As proposed, Wisconsin Congressman Paul Ryan's Medicare proposal would not apply to anyone receiving Medicare or older than 55. And it would allow future Medicare-eligible people to take the "premium-support plan" -- a subsidy to pay for private insurance -- or choose traditional Medicare.

Mr. Biden said the premium-support plan is a voucher that means "Mom" will have to pay for her care partly out of her own pocket.

"This is a fact, I say to the press, fact-check me," he said. " … What they're proposing will actually cause the Medicare trust fund to run out of money by 2016, and the most important thing they did not tell you, they're not for actually preserving Medicare, they're for a whole new plan, Vouchercare."

He pilloried Mr. Romney's plans for preserving and extending tax cuts on incomes above $250,000.

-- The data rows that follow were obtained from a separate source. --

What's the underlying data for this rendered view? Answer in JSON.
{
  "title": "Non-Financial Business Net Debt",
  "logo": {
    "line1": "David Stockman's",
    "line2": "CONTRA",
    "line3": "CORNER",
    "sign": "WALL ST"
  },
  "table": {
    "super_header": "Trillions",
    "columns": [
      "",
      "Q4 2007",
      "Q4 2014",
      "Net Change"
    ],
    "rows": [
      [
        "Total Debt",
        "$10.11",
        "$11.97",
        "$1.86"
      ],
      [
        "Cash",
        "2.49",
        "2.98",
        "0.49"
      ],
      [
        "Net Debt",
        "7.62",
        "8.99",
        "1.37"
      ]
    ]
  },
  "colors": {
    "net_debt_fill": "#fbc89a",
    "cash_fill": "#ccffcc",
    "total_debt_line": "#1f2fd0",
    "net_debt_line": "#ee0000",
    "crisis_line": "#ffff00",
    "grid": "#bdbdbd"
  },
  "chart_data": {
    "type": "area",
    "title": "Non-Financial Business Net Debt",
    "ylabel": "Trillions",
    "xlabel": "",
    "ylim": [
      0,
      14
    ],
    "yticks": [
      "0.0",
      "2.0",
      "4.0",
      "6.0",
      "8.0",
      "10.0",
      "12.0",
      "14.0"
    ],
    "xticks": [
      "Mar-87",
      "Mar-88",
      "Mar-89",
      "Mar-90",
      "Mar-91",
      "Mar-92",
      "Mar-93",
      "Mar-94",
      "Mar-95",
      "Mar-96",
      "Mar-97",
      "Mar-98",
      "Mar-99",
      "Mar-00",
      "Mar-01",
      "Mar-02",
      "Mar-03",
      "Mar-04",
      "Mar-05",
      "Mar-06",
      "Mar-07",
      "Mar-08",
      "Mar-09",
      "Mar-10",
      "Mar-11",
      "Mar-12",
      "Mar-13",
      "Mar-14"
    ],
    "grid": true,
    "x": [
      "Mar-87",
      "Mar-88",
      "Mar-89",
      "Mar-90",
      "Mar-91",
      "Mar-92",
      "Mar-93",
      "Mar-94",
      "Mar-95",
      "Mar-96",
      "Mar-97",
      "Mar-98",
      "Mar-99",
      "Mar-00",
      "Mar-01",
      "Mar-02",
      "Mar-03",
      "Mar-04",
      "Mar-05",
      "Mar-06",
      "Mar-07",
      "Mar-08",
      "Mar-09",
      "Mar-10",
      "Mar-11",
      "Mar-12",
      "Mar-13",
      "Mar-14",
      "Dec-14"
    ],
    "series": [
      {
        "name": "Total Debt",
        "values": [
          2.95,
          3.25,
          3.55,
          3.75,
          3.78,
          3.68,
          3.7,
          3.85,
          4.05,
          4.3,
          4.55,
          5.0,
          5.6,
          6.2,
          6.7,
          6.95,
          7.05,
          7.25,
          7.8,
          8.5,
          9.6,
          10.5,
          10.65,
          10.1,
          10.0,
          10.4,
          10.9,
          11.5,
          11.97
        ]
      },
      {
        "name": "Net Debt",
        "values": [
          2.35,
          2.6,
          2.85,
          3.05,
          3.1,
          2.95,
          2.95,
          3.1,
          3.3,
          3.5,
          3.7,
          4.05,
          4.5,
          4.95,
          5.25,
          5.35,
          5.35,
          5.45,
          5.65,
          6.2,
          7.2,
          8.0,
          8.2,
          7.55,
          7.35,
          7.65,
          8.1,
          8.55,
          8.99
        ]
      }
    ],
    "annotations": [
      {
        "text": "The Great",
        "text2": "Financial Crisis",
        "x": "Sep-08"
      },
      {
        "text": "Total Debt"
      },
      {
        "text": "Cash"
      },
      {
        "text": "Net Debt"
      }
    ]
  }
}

"They need to pay for the massive tax cuts they want to keep for the very wealthy and add for the very wealthy," Mr. Biden said. "Somebody has to pay for it. And guess who? You," he said to a crowd of about 500 in Zane Grey Elementary School.

Mr. Biden made the same point four hours later in Athens to a crowd of 675 jammed into the Athens Community Center.

Protesters greeted the vice presidential motorcade in Zanesville, some holding Romney signs, signs about coal, and one that read: "Americans Don't Eat Dogs."

Former Ohio Gov. Ted Strickland, who was with Mr. Biden, said in an interview that the election in Ohio could be decided within 2 or 3 percentage points.

"Every voter in Ohio is important. You're going to see the vice president all over the state. I think he will be in Ohio at least once a week, maybe as often as twice a week," he said.

The Obama campaign said Saturday that Mr. Biden will return Wednesday to campaign in western Ohio.

Mr. Strickland said Zanesville is close to coal country and defended the administration, whose environmental regulations have upset coal miners and coal operators.

"There is no war on coal. There are more coal miners today than when Barack Obama became president," Mr. Strickland said.

Mr. Biden was to continue on to Portsmouth and Milford, a suburb of Cincinnati, today.

Mr. Romney is expected in Mansfield on Monday.

Among the Zanesville crowd were sisters Tara Neptune, 40, of New Concord and Tricia Kidd, 43, of Nashport. Like Zanesville's unique Y-Bridge that spans the Muskingum and Licking rivers, they could turn either way in the election.

"I'm neutral right now. I want to hear what he has to say," Ms. Kidd said of Mr. Biden. As a grant-writer, she said she sees the Democrats as more likely to support funding for grants to nonprofit groups and local governments. "I'm not necessarily undecided. I'm more leaning toward the Democrats," she admitted.

Ms. Neptune, a teacher in Zane Grey Elementary, said she thinks the Obama Administration doesn't push welfare recipients hard enough to work.

"The jobs are there. I think they need to go find them," she said.

One of the volunteers helping organize the crowd at Zanesville said Mr. Obama saved his State Teachers Retirement System, or STRS, account by saving the economy in 2009.

"I'm concerned about my retirement. I'm concerned about Medicare," said Jim Ruege, a retired Zanesville High history teacher. "The economy was hurting when I retired. He turned it around. I'm convinced his policies saved STRS."

The Romney campaign responded to the Biden swing by pointing to Friday's disappointing report that 96,000 jobs were created in August.

"Yesterday's dismal jobs report was further evidence that middle-class families across America aren't better off in the Obama economy," Mr. Maloney said.